JohnNolan · 10/09/2023 09:41

I wouldn't include them as if you split up with your husband, would your mum still see your DSC? If not, then I wouldn't include them.

It's not being horrible, or harsh, it's being realistic. Its lovely that they are rightly part of your family and they get token presents at xmas etc from your mum, but as they are not close to her, why would they be in a family photo that is just for your mum? Obviously if you were having a photo done for your house they would be in it but for your mum? No need to include them (or even let them know that the photo was taken).

AnIndianWoman · 10/09/2023 09:41

Phuto · 10/09/2023 09:28

They are DSD10 and DSS12

I've been with DH 7 years.

I don't know how he'll react, sometimes he can be a bit funny about these situations others he's not bothered.

Your family sounds quite heartless if they couldn’t welcome a 3 year old and 4 year old.

VisionsOfSplendour · 10/09/2023 09:41

This reply has been deleted

This has been withdrawn by MNHQ at the poster's request.

How will the step children know about the ops plans for a photo for her mum's birthday?

caerdydd12 · 10/09/2023 09:42

AnIndianWoman · 10/09/2023 09:41

Your family sounds quite heartless if they couldn’t welcome a 3 year old and 4 year old.

Who says they haven't welcomed the children? You can be friendly and welcoming without feeling like they're your grandchildren.

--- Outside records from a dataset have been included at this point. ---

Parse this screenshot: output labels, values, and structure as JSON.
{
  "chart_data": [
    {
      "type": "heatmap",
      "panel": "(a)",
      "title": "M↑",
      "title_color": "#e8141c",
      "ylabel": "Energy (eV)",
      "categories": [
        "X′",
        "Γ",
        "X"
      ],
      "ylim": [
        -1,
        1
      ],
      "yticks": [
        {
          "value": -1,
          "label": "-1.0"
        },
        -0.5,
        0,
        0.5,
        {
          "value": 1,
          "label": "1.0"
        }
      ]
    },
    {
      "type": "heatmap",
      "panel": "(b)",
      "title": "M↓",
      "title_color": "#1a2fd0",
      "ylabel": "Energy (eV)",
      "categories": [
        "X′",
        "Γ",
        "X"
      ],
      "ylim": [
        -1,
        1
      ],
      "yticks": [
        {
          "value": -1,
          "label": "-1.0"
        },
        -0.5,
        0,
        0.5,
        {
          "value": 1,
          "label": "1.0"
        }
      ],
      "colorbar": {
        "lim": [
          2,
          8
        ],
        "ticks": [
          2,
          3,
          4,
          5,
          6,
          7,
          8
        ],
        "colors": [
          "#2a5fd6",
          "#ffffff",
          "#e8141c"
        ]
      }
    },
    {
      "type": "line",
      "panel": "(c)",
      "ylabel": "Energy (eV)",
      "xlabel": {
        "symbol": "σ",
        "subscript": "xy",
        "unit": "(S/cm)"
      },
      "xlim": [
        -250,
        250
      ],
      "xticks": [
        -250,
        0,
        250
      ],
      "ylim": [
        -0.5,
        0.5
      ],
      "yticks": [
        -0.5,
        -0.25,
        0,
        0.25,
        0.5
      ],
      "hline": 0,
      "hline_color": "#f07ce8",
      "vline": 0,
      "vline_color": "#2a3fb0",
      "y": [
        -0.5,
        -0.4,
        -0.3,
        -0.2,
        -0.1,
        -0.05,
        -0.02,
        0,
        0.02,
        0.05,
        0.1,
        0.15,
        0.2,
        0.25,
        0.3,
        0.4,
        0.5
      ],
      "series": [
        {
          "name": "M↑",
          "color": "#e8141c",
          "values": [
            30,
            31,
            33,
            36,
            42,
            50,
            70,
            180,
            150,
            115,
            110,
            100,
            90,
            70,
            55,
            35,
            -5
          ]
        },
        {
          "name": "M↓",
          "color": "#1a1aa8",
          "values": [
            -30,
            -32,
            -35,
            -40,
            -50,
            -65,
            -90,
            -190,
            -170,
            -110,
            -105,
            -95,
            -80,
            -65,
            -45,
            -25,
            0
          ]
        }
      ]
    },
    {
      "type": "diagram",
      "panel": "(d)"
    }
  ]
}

fairyfluf · 10/09/2023 09:43

Certainlyreally · 10/09/2023 09:28

Could you book to get a selection of photos, DH with DSC, you with DH DSC, and then some of the ones for the GPS without DSC?

That's going to go down badly... please get out the shoot now DSC.

OP you're fine to just do it without them there.

Callyem · 10/09/2023 09:46

If it were a family pic for your house, it would be unreasonable but it isn't. I can't imagine the DSC feeling any kind of rejection at this. There is no need for them to be in the picture.

Tacocatgoatcheesepizza · 10/09/2023 09:48

Your mum doesn’t really know them - they don’t really know her. There is no need at all for them to be in photos for her. Just say to your dh this is specifically for your mum, and if at another time he would like to arrange for you to have family photos done with the dsc he is welcome to do so.

No reason for the dsc to even know about it if there’s any chance they’d be upset - it doesn’t sound like they’re going to your mums house on a regular basis and would see the photos!!

continentallentil · 10/09/2023 09:48

Foggyfoggyfoggy · 10/09/2023 09:30

Just get 2 pics done. I without for them and 1 with for your house...

This is your best bet

continentallentil · 10/09/2023 09:49

fairyfluf · 10/09/2023 09:43

That's going to go down badly... please get out the shoot now DSC.

OP you're fine to just do it without them there.

Ha - no actually PP is right.

Point this out to your husband if he suggests one in one out as a compromise and do it on a day they aren’t there.